Dynamo
Abstracted Boto3 Methods:
batch_write_item()
Usage
Batch write records to a DynamoDB table.
Initialise the client by providing the name of the DynamoDB Table and providing the partition_key
. The partition_key
argument allows the client to find the Partition Key from within the submitted records and to deduplication payloads. If
the Partition Key is not present in the record or if it needs to be overridden, it can be submitted separately (see
Advanced Usage below).
from boto3_batch_utils import DynamoBatchDispatcher
dy = DynamoBatchDispatcher('MyExampleDynamoTable', partition_key='id')
dy.submit_payload({'id': '', 'something': 'in', 'my': 'message'})
unprocessed_records = dy.flush_payloads()
Advanced Usage
Using the basic features of the DynamoDB client will suit most use cases. However, in some scenarios you may need additional control over how the data is transmitted to DynamoDB. The DynamoDB client allows configuration of the following behaviour:
Batch Size
For information about batch sizes click here.
The DynamoDB client has the following maximum batch limitations:
Limit Type | Limit |
---|---|
Number of Records | 25 |
Byte size of a single record | 400,000 bytes |
Byte size of a batch | 16,000,000 bytes |
Partition Key and Partition Key Location
By default, the Partition Key will be the value located in the corresponding key within the payload when
submit_payload
is called.
For instance, if the DynamoDB client is intialised with a partition_key
of “myId” then submit_payload
will look for
“myId” in the payload. This will then be used to ensure the payload is not a duplicate of a previously submitted
payload.
However, it may be necessary to submit payloads which do not already contain the Partition Key attribute. In this scenario you can instruct Boto3 Batch Utils to locate a different value within the payload and set the Partition Key on your behalf.

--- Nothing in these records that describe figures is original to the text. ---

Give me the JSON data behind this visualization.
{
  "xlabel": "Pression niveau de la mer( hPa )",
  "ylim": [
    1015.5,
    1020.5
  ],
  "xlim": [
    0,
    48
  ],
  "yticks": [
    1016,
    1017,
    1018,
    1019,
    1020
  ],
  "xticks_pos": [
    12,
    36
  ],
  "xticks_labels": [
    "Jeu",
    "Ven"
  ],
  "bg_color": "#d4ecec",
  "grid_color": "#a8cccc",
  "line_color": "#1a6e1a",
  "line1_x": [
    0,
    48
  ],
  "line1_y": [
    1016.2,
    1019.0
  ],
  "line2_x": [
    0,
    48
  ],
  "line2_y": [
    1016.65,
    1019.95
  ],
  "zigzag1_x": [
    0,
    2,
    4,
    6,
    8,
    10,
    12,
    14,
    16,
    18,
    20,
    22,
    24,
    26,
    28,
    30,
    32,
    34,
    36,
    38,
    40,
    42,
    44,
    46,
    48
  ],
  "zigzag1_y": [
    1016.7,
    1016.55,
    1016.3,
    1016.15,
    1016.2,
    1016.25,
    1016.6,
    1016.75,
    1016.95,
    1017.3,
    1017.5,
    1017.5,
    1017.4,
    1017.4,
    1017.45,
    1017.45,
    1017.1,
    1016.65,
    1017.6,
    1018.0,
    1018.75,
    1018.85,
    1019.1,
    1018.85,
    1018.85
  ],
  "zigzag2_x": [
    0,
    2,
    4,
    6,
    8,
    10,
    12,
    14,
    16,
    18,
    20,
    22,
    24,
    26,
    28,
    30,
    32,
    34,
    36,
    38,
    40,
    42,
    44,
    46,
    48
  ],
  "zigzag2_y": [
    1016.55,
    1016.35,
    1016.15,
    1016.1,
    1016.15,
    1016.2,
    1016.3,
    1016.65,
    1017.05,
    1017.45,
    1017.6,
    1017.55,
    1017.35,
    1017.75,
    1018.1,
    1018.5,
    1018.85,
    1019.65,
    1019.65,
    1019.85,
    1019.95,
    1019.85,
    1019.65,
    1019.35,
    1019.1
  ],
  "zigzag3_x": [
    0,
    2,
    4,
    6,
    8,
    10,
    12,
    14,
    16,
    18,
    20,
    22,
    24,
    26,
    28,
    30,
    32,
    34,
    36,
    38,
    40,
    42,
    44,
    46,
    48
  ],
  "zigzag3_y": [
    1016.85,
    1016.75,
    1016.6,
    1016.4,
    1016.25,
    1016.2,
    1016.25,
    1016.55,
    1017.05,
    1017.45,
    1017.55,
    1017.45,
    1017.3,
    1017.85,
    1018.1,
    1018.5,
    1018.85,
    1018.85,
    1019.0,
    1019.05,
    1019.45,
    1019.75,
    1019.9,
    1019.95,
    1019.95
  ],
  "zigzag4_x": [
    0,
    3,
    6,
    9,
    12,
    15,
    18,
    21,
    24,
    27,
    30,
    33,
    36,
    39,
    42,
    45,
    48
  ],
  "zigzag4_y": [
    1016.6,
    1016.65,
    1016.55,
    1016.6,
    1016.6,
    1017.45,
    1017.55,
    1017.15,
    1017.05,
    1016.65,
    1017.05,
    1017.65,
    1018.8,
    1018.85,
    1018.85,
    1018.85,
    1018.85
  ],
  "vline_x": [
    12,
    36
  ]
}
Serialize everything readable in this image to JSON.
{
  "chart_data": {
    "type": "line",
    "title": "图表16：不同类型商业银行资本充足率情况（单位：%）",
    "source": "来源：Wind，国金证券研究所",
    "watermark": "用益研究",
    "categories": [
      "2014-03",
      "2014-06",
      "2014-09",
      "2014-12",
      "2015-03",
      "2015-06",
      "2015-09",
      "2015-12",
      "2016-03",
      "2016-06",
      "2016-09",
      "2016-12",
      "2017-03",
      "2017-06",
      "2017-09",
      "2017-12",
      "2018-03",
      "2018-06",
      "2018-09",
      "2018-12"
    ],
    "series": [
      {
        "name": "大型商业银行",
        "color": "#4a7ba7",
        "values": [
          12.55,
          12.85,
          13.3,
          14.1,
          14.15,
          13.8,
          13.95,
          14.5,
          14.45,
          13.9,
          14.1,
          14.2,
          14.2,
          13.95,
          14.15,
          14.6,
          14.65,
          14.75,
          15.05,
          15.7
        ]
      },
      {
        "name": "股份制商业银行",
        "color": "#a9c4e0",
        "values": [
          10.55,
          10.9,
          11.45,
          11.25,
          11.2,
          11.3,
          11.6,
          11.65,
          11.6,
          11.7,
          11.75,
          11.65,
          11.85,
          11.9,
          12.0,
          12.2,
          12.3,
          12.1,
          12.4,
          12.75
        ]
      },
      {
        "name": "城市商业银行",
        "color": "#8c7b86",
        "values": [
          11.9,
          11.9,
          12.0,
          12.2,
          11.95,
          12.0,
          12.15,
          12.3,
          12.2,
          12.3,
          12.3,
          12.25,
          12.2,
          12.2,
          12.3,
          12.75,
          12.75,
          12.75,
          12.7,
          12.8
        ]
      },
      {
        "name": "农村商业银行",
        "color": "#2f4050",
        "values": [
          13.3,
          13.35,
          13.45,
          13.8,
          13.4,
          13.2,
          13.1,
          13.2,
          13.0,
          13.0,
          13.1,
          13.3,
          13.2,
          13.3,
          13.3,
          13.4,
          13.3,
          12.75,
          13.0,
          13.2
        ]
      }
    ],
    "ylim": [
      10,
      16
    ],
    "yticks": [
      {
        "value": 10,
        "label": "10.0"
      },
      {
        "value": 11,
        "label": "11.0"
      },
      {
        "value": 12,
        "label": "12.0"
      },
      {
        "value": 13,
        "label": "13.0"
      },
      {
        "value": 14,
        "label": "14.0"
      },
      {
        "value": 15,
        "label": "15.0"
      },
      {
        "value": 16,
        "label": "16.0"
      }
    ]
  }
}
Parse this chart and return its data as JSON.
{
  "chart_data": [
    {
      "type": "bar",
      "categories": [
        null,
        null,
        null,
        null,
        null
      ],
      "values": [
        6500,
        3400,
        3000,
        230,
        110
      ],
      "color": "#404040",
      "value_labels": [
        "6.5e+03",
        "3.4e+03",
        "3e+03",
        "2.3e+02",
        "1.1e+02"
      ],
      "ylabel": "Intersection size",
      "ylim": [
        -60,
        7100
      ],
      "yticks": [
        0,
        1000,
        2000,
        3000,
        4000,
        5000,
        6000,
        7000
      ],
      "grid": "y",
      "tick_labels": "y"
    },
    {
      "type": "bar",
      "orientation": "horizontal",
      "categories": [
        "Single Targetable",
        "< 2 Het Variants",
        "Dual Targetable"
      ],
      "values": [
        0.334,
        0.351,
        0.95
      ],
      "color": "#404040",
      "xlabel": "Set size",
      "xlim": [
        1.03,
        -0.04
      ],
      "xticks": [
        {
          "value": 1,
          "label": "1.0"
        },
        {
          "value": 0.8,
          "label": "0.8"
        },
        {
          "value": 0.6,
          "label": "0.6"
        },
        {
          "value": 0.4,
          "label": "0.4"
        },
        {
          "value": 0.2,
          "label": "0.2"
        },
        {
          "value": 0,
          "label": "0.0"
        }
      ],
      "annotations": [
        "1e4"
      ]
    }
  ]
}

dy = DynamoBatchDispatcher('MyExampleDynamoTable', partition_key='myId')
dy.submit_payload({'id': 'abc123', 'something': 'in', 'my': 'message'}, partition_key_location='id')
In the above example the actual record submitted to DynamoDB would look as follows:
{'myId': 'abc123', 'id': 'abc123', 'something': 'in', 'my': 'message'}
Partition Key Data Type
By default, using partition_key_location
to identify the desired Partition Key will convert the value found to a
str
. If the DynamoDB table’s Partition Key is not a string you need to pass in the correct object type using
partition_key_data_type
when the client is intialised, e.g.:
dy = DynamoBatchDispatcher('MyExampleDynamoTable', partition_key='myId', partition_key_data_type=int)
Sort Key
During initialisation, indicate that the DynamoDB table uses a Sort Key. This is done by passing in the location within payloads that the Sort Key can be found. The Sort Key is used by the client to assist with record deduplication.
dy = DynamoBatchDispatcher('MyExampleDynamoTable', partition_key='myId', sort_key='createdDatetime')
Note: Unlike partition key, the sort key can not be overridden during the
submit_payload
. It must already exist in the payload.
Uniqueness
When a record is submitted to the DynamoDB client using submit_payload
it is checked for uniqueness. The record will
only be accepted if it is considered unique. Uniqueness criteria for this client are:
- If the DynamoDB table has a sort key: The combination of the Partition Key and Sort Key must not exist in the list of records pending dispatch.
- If the DynamoDB table does not have a Sort Key: The Partition Key must not exist in the list of records pending dispatch.